SpaceX’s massive new rocket was launched on Thursday. However, it exploded on its first test flight just minutes after leaving the launch pad and crashed into the Gulf of Mexico.
The uncrewed spacecraft blasted off from the launch pad for what was supposed to be a 90-minute trip around the Earth before a splashdown close to Hawaii, according to Space X. It carried no people or satellites.
After launch, the booster was supposed to separate from the spacecraft, but that did not happen as planned. Four minutes into the flight, the rocket started to tumble and suddenly burst into flames, shooting straight into the gulf. The spacecraft was designed to separate, travel east afterwards, make an attempt to round the Earth, and then plunge into the Pacific Ocean not far from Hawaii.
“Starship just experienced what we call a rapid, unscheduled disassembly,” said John Insprucker, SpaceX’s principal integration engineer. “As we said, excitement was guaranteed.”
“With a test like this, success comes from what we learn,” the statement said by the company in a tweet. “Today’s test will help us improve Starship’s reliability as SpaceX seeks to make life multi-planetary.”
SpaceX says it anticipated the debris to have landed in the Gulf of Mexico and will cooperate with regional authorities to conduct recovery efforts.
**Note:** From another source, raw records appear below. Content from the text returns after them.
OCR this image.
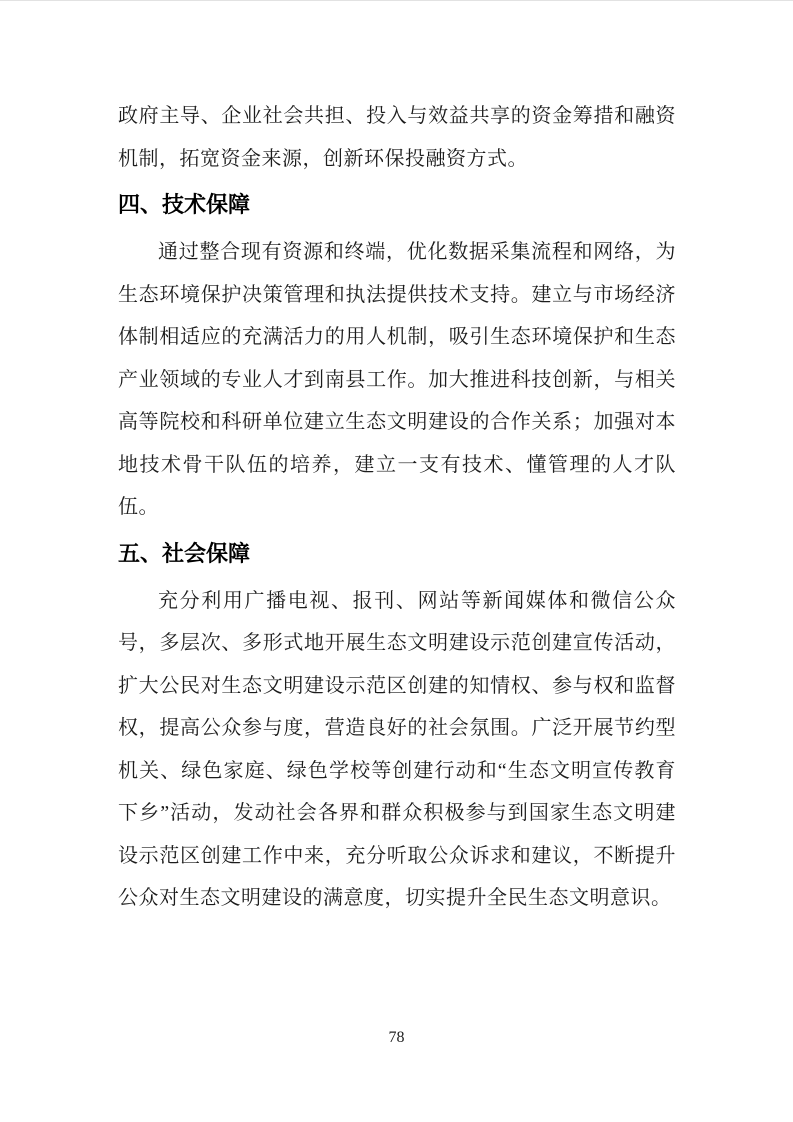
政府主导、企业社会共担、投入与效益共享的资金筹措和融资机制，拓宽资金来源，创新环保投融资方式。

四、技术保障

通过整合现有资源和终端，优化数据采集流程和网络，为生态环境保护决策管理和执法提供技术支持。建立与市场经济体制相适应的充满活力的用人机制，吸引生态环境保护和生态产业领域的专业人才到南县工作。加大推进科技创新，与相关高等院校和科研单位建立生态文明建设的合作关系；加强对本地技术骨干队伍的培养，建立一支有技术、懂管理的人才队伍。

五、社会保障

充分利用广播电视、报刊、网站等新闻媒体和微信公众号，多层次、多形式地开展生态文明建设示范创建宣传活动，扩大公民对生态文明建设示范区创建的知情权、参与权和监督权，提高公众参与度，营造良好的社会氛围。广泛开展节约型机关、绿色家庭、绿色学校等创建行动和“生态文明宣传教育下乡”活动，发动社会各界和群众积极参与到国家生态文明建设示范区创建工作中来，充分听取公众诉求和建议，不断提升公众对生态文明建设的满意度，切实提升全民生态文明意识。

78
Elon Musk, CEO of SpaceX, said the crew would attempt to test the rocket again in a few months.
The firm will use Starship to transport passengers and cargo to the moon and, eventually, Mars.
The next moonwalking expedition from NASA has a Starship reserved, and wealthy tourists have already started scheduling flybys of the moon. The launch attempt was the second. Booster valve freezing ruined Monday’s attempt. Starship far outperforms NASA’s moon rockets, past, present, and future, with a height of 394 feet and a thrust of around 17 million pounds.
Similar to what SpaceX’s smaller Falcon rockets have accomplished flying from Cape Canaveral, Florida, the stainless steel rocket is built to be reusable with quick turnaround, drastically cutting costs. Nothing from the test flight was to be kept. During testing a few years ago, the future spacecraft sailed several miles into the air and only made one successful landing. However, this was to be the first launch of the first-stage booster’s 33 engines powered by methane.